LONDON (Reuters) -Oil rose above $74 a barrel on Tuesday, pushed higher by persistent fears about supply disruption, especially from Iran, and aggressive fund-buying across the commodities sector.
U.S. light, sweet crude rose 54 cents to $74.24 a barrel by 1045 GMT, while London Brent crude gained 45 cents to $74.34.
Both contracts climbed more than $1.80 a barrel on Monday.
Prices are close to the record high of $75.35 for U.S. crude touched in April, which was largely driven by concern Iran’s ongoing stand-off with the West over its nuclear program could lead to disruption of its oil output.
U.N. ambassadors from the United States, Britain and France are expected this week to introduce a Security Council resolution to make Iran, the world’s fourth biggest oil exporter, comply with demands to halt uranium enrichment.
Iran’s Deputy Oil Minister Mohammad Hadi Nejad-Hosseinian said on Tuesday there was “some possibility” of a U.S. attack on his country over its nuclear weapons program.
He also warned crude oil prices could exceed $100 a barrel by winter as supplies cannot be increased in the short term.
Apart from Iran, the shut-in of around a quarter of Nigeria’s crude because of militant unrest has also boosted interest in the oil futures market and helped to lure investment class and hedge fund money, which has flooded in across the commodities complex.
“We notice oil has been rallying at the same time as copper and gold,” said Deborah White of SG CIB in Paris. “That we think has to do with the funds.”
But she said there were also fundamental issues, including Iran and Nigeria, and the latest bullish news was Bolivian nationalization, which has stoked concern about the difficulty of accessing the world’s energy reserves.
President Evo Morales ordered the military to occupy Bolivia’s natural gas fields on Monday after nationalizing the industry and threatening to expel foreign companies that do not recognize state control.
Saudi Arabia, the world’s biggest oil exporter, said current price strength was not the result of inadequate supplies.

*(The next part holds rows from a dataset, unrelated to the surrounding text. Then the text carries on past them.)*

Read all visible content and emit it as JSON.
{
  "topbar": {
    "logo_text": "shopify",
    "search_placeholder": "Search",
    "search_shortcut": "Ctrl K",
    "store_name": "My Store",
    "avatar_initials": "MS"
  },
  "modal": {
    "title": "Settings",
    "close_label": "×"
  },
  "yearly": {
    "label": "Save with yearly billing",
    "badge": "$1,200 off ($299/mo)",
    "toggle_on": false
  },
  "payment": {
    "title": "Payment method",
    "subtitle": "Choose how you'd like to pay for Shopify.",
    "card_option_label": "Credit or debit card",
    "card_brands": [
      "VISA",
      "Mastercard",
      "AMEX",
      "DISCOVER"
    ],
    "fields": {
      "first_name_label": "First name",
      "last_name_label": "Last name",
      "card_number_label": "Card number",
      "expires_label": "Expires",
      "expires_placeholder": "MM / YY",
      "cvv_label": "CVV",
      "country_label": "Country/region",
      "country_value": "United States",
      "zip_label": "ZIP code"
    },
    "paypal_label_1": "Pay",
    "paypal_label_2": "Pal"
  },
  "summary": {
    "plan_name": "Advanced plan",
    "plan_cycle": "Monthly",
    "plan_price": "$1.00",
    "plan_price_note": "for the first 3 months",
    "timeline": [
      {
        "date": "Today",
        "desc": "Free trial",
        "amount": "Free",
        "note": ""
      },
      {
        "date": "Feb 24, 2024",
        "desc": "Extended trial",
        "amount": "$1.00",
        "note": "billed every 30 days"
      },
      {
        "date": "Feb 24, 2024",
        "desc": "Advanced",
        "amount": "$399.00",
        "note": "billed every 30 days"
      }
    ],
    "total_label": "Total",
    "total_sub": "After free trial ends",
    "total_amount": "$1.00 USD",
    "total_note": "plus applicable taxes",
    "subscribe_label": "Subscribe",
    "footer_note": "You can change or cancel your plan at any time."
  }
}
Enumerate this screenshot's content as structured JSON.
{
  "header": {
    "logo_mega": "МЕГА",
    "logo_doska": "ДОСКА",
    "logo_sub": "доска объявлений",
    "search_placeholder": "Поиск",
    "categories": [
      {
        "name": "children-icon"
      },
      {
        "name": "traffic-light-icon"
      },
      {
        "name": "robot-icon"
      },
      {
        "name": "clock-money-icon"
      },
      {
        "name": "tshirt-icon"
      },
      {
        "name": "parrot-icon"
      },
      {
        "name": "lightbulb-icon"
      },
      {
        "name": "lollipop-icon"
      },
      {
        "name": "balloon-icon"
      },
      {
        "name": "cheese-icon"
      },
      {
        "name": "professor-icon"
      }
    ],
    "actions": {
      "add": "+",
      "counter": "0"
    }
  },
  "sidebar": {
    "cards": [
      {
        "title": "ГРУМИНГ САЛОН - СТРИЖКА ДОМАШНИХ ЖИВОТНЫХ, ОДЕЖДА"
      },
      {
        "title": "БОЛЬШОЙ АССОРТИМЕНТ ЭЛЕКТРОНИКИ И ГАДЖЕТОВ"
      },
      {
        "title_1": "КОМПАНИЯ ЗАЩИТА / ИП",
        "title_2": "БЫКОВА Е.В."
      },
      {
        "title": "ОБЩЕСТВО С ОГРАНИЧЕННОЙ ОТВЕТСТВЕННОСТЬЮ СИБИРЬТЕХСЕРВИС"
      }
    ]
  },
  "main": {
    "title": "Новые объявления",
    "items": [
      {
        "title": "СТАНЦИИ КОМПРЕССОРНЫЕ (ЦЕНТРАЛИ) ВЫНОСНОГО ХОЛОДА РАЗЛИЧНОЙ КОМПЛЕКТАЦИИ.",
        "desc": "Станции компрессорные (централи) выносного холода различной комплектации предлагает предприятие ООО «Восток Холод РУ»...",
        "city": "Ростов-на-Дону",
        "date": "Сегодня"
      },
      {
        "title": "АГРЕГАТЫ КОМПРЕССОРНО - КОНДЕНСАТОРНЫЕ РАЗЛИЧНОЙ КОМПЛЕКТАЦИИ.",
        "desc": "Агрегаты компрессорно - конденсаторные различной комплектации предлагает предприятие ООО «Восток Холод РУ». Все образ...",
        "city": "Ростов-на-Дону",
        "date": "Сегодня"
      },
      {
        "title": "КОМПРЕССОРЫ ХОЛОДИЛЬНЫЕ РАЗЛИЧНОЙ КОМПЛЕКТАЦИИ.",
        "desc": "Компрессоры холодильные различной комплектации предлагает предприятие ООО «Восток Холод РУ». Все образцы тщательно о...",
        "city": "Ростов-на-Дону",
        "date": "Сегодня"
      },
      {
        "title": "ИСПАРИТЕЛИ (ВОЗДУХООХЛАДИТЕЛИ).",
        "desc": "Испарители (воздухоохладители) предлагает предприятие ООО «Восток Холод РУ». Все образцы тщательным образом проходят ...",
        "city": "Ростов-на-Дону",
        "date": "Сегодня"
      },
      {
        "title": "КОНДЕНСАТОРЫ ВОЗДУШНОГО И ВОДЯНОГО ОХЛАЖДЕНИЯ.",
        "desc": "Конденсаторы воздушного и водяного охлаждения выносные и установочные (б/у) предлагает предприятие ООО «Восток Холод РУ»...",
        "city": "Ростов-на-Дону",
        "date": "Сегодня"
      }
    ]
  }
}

“These prices are too high and we don’t seek them,” Saudi Oil Minister Ali al-Naimi said on Monday.
But he also predicted continued demand for crude and products despite the high costs.
“I don’t think demand destruction will be a concern,” he said.
Strong demand in the United States was expected to lead to a draw-down in U.S. gasoline inventories, all important in the run-up to the U.S. driving season, for the ninth week in succession.
U.S. government data will show a 300,000 barrel draw in gasoline inventories, while crude stocks and distillates, which include diesel, are expected to shrink by 100,000 barrels, according to a Reuters poll of analysts.